Kornblumenlese

Vor einem Jahr hat Lynx beanstandet, dass Poggenburg bei den blauen Kobolden der AfD nicht recht greifbar ist und ihn als Schleimer bezeichnet. Das hat der damals nicht auf sich sitzen lassen, zwei Monate später gab er dann den eingebildeten Türkenbezwinger, damit war es vorbei mit der Parteikarriere. Seitdem hat er offenbar gebrütet, wie er seiner Heldenbestimmung neuen Rückenwind verleihen könnte. Und war ausgerechnet beim Kornblumenpflücken. So einfach scheint das noch zu sein: nimm die Rezepte, die schon vor 120 Jahren falsch waren (und letztlich in zwei Kriegskatastrophen geführt haben), versammle ältere Männer um dich und ab mit der Marie? Das „intransigente Justamentnicht“ soll beim „Asyl deutscher Patrioten“ (AdP) jetzt zur Parteidoktrin erhoben werden. Die Kornblume ist das Emblem, „soziale, nationale, solidarische Heimatpartei“ die Selbstzuschreibung. Deutlicher kann man sich mit der NPD nicht gemein machen, beim Verfassungsschutz wird er sich damit keine Freunde machen. Auch zum wölfischen Wesen als Markenkern hat er sich bei seinem Auftritt im „Heidekrug“ bekannt: er und seine Kameraden werden sich den Erfolg, der ihnen zusteht, holen, sagte er da. Ganz das Raubtier. Und seit wann steht einem Erfolg einfach so zu – ist Erfolg eine Art bedingungsloses Grundeinkommen bei Faschisten?
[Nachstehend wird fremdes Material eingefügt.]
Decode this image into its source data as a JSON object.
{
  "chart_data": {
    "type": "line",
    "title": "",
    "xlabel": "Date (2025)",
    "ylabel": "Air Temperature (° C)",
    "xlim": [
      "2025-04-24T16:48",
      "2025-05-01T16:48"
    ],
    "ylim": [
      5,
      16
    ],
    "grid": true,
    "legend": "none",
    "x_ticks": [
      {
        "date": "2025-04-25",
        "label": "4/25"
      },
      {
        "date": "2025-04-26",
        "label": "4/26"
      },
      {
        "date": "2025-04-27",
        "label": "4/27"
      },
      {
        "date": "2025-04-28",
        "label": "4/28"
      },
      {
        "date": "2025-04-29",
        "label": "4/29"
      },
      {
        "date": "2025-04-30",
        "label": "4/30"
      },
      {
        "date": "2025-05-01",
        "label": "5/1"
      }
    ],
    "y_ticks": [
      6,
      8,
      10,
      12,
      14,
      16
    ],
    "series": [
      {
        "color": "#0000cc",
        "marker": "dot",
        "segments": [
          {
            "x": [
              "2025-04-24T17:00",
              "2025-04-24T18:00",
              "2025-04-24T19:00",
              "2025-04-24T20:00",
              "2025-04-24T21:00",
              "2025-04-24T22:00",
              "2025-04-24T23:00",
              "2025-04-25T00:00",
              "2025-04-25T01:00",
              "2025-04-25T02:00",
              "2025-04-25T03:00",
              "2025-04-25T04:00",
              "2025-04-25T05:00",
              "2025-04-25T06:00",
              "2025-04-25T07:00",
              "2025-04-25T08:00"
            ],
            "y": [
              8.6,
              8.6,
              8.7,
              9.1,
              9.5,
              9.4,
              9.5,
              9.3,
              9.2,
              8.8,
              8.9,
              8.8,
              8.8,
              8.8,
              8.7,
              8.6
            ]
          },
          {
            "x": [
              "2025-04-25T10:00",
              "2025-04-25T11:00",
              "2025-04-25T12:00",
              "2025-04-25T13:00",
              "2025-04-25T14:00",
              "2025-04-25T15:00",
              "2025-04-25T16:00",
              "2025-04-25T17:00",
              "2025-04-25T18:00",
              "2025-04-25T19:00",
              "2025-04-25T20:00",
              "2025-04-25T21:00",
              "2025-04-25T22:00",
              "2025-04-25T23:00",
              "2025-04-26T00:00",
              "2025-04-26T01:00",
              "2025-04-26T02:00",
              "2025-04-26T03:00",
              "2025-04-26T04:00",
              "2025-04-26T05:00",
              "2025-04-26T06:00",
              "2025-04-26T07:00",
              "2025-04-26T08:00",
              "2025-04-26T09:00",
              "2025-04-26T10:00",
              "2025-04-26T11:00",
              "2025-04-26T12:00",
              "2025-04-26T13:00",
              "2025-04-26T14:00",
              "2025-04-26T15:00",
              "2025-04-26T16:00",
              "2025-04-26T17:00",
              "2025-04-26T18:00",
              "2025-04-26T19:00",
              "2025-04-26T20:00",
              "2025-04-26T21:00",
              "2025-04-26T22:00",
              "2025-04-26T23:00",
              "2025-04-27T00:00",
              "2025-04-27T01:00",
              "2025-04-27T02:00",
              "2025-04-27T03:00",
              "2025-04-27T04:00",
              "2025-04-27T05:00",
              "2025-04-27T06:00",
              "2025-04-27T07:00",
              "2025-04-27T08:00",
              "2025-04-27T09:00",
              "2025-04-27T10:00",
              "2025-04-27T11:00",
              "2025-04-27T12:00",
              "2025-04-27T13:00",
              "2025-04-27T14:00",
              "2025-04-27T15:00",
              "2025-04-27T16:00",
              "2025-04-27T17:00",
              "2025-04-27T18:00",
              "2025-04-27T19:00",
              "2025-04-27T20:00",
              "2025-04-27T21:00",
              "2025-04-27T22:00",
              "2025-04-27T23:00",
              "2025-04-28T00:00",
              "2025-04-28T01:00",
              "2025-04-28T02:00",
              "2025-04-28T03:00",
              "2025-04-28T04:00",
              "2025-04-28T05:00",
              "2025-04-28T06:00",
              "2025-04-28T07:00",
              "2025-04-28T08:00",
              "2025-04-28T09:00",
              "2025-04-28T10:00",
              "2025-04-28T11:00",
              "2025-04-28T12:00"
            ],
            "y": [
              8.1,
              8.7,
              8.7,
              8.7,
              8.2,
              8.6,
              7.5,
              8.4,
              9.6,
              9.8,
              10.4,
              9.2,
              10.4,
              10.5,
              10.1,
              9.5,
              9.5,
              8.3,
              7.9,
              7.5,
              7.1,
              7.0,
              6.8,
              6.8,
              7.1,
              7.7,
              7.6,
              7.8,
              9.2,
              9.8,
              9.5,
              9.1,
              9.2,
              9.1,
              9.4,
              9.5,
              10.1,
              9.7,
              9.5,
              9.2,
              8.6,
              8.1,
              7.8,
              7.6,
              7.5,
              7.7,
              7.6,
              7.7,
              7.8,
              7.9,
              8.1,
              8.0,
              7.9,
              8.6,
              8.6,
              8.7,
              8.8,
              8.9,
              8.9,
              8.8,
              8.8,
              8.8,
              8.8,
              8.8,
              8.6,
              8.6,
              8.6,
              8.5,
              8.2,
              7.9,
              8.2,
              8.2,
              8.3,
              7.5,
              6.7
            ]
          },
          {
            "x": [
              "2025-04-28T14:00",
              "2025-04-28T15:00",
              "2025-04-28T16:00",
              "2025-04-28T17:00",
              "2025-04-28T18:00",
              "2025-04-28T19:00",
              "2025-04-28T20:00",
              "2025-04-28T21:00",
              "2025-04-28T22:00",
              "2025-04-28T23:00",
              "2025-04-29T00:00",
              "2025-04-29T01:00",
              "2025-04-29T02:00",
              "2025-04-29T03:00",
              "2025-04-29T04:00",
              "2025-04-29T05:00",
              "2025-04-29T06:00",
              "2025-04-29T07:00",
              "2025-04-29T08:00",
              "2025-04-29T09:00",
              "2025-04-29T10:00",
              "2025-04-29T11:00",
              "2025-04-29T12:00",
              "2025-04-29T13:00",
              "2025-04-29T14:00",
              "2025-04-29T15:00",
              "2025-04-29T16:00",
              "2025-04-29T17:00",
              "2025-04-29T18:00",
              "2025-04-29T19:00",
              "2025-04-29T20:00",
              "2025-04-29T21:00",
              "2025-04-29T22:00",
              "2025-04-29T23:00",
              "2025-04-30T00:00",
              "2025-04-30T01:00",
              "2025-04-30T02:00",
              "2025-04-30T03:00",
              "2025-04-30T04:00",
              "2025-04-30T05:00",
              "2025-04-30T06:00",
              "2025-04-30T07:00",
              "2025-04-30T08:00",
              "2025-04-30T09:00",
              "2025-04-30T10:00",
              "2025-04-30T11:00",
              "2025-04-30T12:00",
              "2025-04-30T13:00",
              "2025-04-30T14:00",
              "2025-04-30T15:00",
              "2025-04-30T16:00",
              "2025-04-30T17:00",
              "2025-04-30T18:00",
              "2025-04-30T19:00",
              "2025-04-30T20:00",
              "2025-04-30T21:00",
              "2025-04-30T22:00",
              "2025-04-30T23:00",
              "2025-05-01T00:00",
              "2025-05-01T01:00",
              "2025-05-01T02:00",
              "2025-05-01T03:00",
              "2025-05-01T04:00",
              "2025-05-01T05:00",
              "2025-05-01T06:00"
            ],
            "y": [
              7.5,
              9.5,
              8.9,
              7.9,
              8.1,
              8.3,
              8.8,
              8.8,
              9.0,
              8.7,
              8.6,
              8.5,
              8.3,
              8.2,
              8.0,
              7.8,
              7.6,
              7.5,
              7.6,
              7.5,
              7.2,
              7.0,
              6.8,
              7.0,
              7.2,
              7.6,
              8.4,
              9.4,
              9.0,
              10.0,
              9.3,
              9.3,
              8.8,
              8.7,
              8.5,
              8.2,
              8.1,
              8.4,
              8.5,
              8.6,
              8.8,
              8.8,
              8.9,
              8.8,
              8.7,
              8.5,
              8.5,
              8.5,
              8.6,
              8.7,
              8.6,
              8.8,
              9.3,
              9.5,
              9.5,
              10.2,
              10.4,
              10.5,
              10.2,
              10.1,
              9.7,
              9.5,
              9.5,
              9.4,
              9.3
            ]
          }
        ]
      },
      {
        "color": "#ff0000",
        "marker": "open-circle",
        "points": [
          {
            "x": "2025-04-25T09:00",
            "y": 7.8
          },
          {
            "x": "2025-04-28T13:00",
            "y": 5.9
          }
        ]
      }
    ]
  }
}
Da muss sich Höcke bald entscheiden: „heute lautet die Frage Schaf oder Wolf. Und ich, liebe Freunde, meine hier, wir entscheiden uns in dieser Frage: Wolf.“, sagte er beim Kyffhäusertreffen 2018 in schlechtester Goebbels-Manier. Wie lange der Wolf es in der AfD noch aushält, wo man doch jetzt eher dazu neigt, zu den Schafen zu gehören, weil das verlässlicheres Futter sprich Diäten und sonstige staatliche Zuwendungen, z.B. für Parteistiftungen, abwirft? Aber Schafsein und Faschistsein, das schließt sich doch einfach aus, oder nicht? Erfreulich aber, dass Höcke jetzt zwischen allen Stühlen sitzt, weil Poggenburg schneller war…

Eine große Genugtuung für Lynx aber ist, dass Faschisten alle keine Ahnung von Ökologie haben. Die Kornblume als Ackerunkraut ist ja ganz hübsch. Und dem Laien, der in der freien Feldflur lustwandelt, kann sie anzeigen, wo Biolandwirte wirtschaften, wo auf Herbizideinsatz verzichtet wird. Wunderbar farbige Einsprengsel, erst recht zusammen mit rotem Klatschmohn – hach. Doch was wäre, wenn wir eine Kornblumen-Monokultur hätten? Ich fürchte, dann würden wir alle verhungern, denn von deren Samen wird man einfach nicht satt. Also betrachten wir Korn-und Mohnblumen weiterhin als Merkmale von funktionierender Biodiversität. Auch Männer jenseits der 50 brauchen ihr Biotop, genauso wie Instagram-Influencer*innen von zarten 17 Jahren. Je differenzierter ein Ökosystem ist, je größer seine Biodiversität, desto besser ist es gegen Schicksalsschläge oder sonstige Unbilden gewappnet. Monokulturen, egal welcher Couleur, sind auf Dauer sehr anfällig. Ach ja, und Wölfe verhungern, wenn es keine Schafe mehr gibt. Auch das so eine Sache: es muss immer mehr Schafe als Wölfe geben, damit die Ökologie der Wölfe funktioniert. Einfach mal drüber nachdenken die Herren!

(Oder impliziert das, dass es in der Demokratie nie eine Wolfsherrschaft geben kann? Und weil es, aus Faschistensicht die Wolfsherrschaft doch unbedingt braucht, muss folglich… – q.e.d.)